Carnets Rouges n°24 « Ecole et élitisme »

Soft-skills : pour l’école du bonheur et de la croissance !

L’importance croissante donnée aux compétences comportementales prétend changer la donne d’une réussite scolaire et sociale que l’on affirme désormais fondée sur la révélation des talents et l’épanouissement des potentialités. Elle prétend en finir avec l’élitisme des savoirs et des diplômes en éduquant aux « compétences douces » qui ouvriraient les portes du bonheur et de la croissance !

Vouloir assigner à l’école des finalités éducatives qui outrepassent la transmission des savoirs académiques n’est pas chose nouvelle. Notre école républicaine a connu les tentations des catéchismes citoyens qui prétendaient parfois « instruire des moyens d’être heureux sur terre[1] ».
Et ne nous méprenons pas… dénoncer l’éducation comportementale ne sous-entend pas qu’il faudrait renoncer aux finalités éducatives de l’école mais veut considérer qu’elles résultent d’un exercice de la raison fondé sur les connaissances et la culture commune et construites par la sociabilité scolaire et la liberté. Nombre d’écrits pédagogiques, sociologiques et philosophiques ont, dans les perspectives ouvertes par Durkheim, cherché à définir les conditions pour que l’éducation morale ne puisse pas se confondre avec un asservissement idéologique. Cependant, les classes dominantes voient dans la transmission de comportements normés le moyen le plus sûr de garantir la reproduction d’un ordre social utile à leurs intérêts particuliers.

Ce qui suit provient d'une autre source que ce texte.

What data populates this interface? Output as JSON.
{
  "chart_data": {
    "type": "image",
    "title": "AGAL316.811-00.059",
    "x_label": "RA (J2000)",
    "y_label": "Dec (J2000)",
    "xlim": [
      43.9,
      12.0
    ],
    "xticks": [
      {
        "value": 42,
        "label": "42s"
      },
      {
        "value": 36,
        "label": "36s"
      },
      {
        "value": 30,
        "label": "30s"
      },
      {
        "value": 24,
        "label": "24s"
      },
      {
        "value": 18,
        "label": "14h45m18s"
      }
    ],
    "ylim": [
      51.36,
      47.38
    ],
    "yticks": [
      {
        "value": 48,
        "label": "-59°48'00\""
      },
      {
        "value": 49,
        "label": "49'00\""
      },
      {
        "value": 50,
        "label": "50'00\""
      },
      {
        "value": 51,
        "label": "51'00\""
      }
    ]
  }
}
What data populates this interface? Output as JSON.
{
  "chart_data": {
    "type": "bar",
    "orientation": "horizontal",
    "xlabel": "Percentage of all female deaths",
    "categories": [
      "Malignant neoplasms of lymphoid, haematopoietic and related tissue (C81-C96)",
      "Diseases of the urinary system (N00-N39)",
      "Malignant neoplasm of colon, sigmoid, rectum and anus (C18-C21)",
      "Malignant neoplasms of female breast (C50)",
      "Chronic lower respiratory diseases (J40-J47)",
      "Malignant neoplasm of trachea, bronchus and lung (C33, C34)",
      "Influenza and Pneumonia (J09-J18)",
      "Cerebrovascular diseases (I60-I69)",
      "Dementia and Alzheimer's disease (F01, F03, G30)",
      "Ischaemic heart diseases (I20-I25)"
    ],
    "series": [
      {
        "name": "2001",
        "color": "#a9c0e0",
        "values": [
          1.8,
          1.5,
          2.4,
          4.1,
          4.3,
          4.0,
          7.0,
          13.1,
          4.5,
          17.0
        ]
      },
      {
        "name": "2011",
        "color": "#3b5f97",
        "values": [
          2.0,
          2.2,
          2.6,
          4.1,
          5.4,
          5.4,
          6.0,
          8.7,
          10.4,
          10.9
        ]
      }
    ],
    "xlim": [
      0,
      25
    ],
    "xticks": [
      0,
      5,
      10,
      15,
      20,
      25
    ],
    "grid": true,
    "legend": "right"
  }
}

Apprendre versus apprendre à être

On peut constater depuis les années 1970, des tentatives réitérées d’affirmation du primat absolu de la finalité éducative aux dépens de la transmission de savoirs. Dans un rapport coordonné par Edgar Faure pour l’Unesco, où il est désormais question d’« apprendre à être », cette finalité est affirmée comme préférable à celle « d’acquérir, de façon ponctuelle, des connaissances définitives[2] ». L’époque est traversée par les illusions de l’éducabilité cognitive de Feuerstein même si, très tôt, des études doutent fort des effets positifs de la méthode[3]. L’idée même de pouvoir enseigner des compétences transversales semble des plus fragiles[4] dès lors qu’on constate leur faible transférabilité. On peut fantasmer la boîte à outils… mais cela ne suffit pas à la rendre efficiente. Quant aux évaluations, elles ne constatent généralement que de faibles progrès, limités aux effets immédiats et circonscrits de l’entraînement intensif à une situation particulière. La question reste entière de la pertinence d’un apprentissage procédural sans contenu. Cela n’empêche pas PISA de vouloir intégrer ces « compétences douces » en s’inscrivant dans l’obsession d’une opposition binaire simpliste : «développer la participation, la créativité, la résilience » plutôt que de « remplir le cerveau des élèves[5] ». Mais à chaque fois, c’est au nom de la démocratisation de la réussite scolaire que ce renoncement aux savoirs académiques est affirmé nécessaire. On peut craindre pourtant qu’au-delà de la générosité apparente de l’intention, nous soyons face aux risques d’une pédagogie plus élitaire encore. Ce n’est pas d’une question de méthode dont il s’agit ici : défendre la nécessité d’une centration de l’école sur les savoirs ne présume pas de la manière avec laquelle on les enseigne et ne renonce pas à permettre à l’élève de construire le sens de son activité scolaire. Par contre, on peut craindre qu’« apprendre à apprendre » ne soit qu’une illusion procédurale fort éloignée de l’élucidation des enjeux de l’activité scolaire et qu’elle reste donc une activité socialement très discriminante.